CalleighDoodle · 18/02/2020 08:02

She doesnt want to be in the relationship anymore. You can’t pressure and force her to stay. That would be abusive.

You can’t repair broken trust.

Your mum phoning was ridiculous. Saying youre depressed was appalling, like your mum was trying to blame her for your mh. Hinting youd hurt yourself? That’s controlling, and control is abuse. I would absolutely encourage my dd to not be in a relationship like that.

You need to be single and in therapy.

Leave her alone.

velourvoyageur · 18/02/2020 08:03

Sorry to derail, but in response to R2519 -
It’s not your place to say that. Typically men who post here are much less strident than this and recognise that their presence constitutes an intrusion of sorts; not often I see posts like yours. Obviously men are technically allowed to post because you can’t police this sort of thing, but it would be so much more respectful if men who post here would recognise that they’re taking away from the value of the place for female posters - there are few women’s online spaces like this. Let alone being overbearing, throwing your weight about and acting like you should have a say in changing the entire dynamic of the place. You’re here simply because we can’t stop you from being here but I’d wager that a strong majority would aim to change that if possible.

booboo24 · 18/02/2020 08:20

OP I'm so sorry you're going through this, you sound lovely, but while I can empathise about the OCD (I have it) unfortunately those saying she should be free to chose not to live with it are right. It's not however to say it's over forever, go and find some help for this, put the work in for yourself and then see what happens. Either you two will work things out or you'll be better placed to start afresh with someone new when you're ready.

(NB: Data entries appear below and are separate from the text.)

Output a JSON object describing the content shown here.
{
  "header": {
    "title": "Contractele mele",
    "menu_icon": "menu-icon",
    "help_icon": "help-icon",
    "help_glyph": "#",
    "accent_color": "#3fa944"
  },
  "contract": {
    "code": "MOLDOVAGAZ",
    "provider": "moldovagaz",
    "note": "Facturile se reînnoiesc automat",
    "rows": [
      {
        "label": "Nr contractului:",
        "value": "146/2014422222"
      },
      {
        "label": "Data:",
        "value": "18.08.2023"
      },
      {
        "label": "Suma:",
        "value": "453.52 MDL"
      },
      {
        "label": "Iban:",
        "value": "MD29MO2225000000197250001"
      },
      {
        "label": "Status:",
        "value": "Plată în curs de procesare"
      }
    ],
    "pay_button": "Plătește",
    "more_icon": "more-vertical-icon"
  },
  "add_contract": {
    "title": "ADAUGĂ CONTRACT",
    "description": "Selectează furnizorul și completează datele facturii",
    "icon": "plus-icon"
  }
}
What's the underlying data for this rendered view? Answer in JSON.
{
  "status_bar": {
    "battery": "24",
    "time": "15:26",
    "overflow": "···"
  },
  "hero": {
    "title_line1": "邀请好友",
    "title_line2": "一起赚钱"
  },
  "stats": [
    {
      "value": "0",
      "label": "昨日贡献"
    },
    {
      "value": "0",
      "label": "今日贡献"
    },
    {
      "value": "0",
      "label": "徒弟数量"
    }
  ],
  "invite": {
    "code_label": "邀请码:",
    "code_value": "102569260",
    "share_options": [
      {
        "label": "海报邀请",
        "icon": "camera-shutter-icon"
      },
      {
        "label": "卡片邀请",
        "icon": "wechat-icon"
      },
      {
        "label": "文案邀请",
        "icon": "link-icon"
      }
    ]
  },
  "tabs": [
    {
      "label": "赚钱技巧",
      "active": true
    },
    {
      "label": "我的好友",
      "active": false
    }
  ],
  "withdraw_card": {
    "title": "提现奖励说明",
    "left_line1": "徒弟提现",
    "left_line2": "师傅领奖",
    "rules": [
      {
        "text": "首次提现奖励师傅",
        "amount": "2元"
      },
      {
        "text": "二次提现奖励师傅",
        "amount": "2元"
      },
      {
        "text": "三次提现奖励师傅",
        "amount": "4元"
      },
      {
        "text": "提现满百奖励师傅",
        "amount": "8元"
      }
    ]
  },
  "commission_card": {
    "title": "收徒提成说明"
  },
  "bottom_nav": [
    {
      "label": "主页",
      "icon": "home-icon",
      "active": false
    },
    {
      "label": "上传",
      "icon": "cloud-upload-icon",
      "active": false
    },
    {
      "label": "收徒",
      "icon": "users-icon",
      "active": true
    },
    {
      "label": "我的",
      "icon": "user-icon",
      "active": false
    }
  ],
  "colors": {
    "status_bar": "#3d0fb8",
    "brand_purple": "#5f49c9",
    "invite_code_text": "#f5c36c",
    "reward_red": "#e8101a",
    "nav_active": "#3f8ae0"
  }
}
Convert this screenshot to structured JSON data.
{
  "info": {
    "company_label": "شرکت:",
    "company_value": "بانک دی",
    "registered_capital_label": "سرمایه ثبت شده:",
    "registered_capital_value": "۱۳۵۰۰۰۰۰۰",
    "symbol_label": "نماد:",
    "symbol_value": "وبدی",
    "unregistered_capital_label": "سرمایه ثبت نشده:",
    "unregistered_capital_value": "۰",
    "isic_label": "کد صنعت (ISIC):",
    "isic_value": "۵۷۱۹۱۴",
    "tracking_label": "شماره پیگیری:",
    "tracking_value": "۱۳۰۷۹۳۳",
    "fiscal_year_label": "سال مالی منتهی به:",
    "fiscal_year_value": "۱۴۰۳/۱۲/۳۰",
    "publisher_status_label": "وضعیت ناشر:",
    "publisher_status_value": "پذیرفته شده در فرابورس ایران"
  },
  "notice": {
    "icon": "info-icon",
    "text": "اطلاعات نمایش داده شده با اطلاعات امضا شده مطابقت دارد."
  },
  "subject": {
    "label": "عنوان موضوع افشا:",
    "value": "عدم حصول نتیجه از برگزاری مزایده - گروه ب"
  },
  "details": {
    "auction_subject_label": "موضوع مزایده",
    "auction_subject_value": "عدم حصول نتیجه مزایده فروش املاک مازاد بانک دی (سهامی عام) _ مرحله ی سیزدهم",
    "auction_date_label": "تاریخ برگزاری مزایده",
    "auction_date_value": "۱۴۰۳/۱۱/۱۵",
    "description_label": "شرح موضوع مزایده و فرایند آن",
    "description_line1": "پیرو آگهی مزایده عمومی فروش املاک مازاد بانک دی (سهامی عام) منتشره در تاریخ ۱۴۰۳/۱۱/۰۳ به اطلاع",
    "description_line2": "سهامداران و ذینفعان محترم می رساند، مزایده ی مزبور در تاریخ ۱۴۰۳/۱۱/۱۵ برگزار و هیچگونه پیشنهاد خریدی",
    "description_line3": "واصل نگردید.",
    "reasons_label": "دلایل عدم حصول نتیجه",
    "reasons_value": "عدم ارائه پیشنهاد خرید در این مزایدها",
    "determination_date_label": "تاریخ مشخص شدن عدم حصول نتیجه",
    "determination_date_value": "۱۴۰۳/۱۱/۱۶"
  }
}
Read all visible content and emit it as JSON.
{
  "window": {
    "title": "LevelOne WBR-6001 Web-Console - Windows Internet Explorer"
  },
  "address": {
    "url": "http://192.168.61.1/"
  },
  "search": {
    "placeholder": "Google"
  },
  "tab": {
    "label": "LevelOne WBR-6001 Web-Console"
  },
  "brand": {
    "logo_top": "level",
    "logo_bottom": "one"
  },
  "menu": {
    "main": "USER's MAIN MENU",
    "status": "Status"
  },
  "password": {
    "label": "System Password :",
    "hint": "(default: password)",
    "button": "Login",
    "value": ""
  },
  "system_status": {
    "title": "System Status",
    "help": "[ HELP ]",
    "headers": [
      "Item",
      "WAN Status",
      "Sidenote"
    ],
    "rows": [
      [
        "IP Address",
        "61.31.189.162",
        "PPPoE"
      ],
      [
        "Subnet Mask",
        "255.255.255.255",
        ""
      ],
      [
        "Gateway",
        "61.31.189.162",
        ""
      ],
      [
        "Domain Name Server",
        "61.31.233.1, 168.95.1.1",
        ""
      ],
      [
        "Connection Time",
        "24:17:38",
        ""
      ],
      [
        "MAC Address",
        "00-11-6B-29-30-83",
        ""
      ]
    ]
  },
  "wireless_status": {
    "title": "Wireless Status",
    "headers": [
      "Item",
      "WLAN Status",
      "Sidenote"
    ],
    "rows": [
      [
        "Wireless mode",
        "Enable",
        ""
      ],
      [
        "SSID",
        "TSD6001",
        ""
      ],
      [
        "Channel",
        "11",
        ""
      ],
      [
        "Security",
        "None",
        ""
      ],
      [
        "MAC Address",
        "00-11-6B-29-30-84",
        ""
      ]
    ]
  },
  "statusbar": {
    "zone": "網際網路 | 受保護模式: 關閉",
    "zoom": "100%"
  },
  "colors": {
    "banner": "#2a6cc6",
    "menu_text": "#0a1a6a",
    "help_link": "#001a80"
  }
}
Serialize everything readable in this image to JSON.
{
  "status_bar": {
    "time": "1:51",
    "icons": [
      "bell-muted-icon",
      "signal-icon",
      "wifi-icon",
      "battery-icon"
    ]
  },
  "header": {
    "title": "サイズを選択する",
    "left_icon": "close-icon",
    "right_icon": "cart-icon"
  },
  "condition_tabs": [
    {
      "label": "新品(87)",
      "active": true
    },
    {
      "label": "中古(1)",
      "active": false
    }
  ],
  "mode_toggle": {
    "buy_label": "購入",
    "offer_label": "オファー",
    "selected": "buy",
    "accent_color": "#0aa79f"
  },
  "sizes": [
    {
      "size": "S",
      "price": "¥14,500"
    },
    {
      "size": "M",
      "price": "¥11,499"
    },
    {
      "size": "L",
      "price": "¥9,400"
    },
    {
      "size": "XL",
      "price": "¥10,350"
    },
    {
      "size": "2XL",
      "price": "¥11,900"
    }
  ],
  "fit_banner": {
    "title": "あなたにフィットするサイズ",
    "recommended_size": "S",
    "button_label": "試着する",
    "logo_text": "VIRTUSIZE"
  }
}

I have been on here for 6 years and as a 42 year old female I welcome any gender on here, it's nice to hear a different perspective sometimes and I'm more than happy to give advice to the opposite sex so that they can get a female viewpoint. So to those saying that most wouldn't want men on here are not speaking for me!!!

ShatnersWig · 18/02/2020 08:24

velour Why is it not his place to say he's proud to be on MN, that Rosetta is not an authority on who is or who is not allowed on here and that is it an open forum? The former is his feeling and the latter is a statement of fact.

Do you also have an issue with non-parents being here as well as men?

Trahira · 18/02/2020 08:32

OP, I think you need to respect your girlfriend's feelings here and step back. This isn't the right timing for either of you (in terms of your mental health being in the right place for a serious relationship).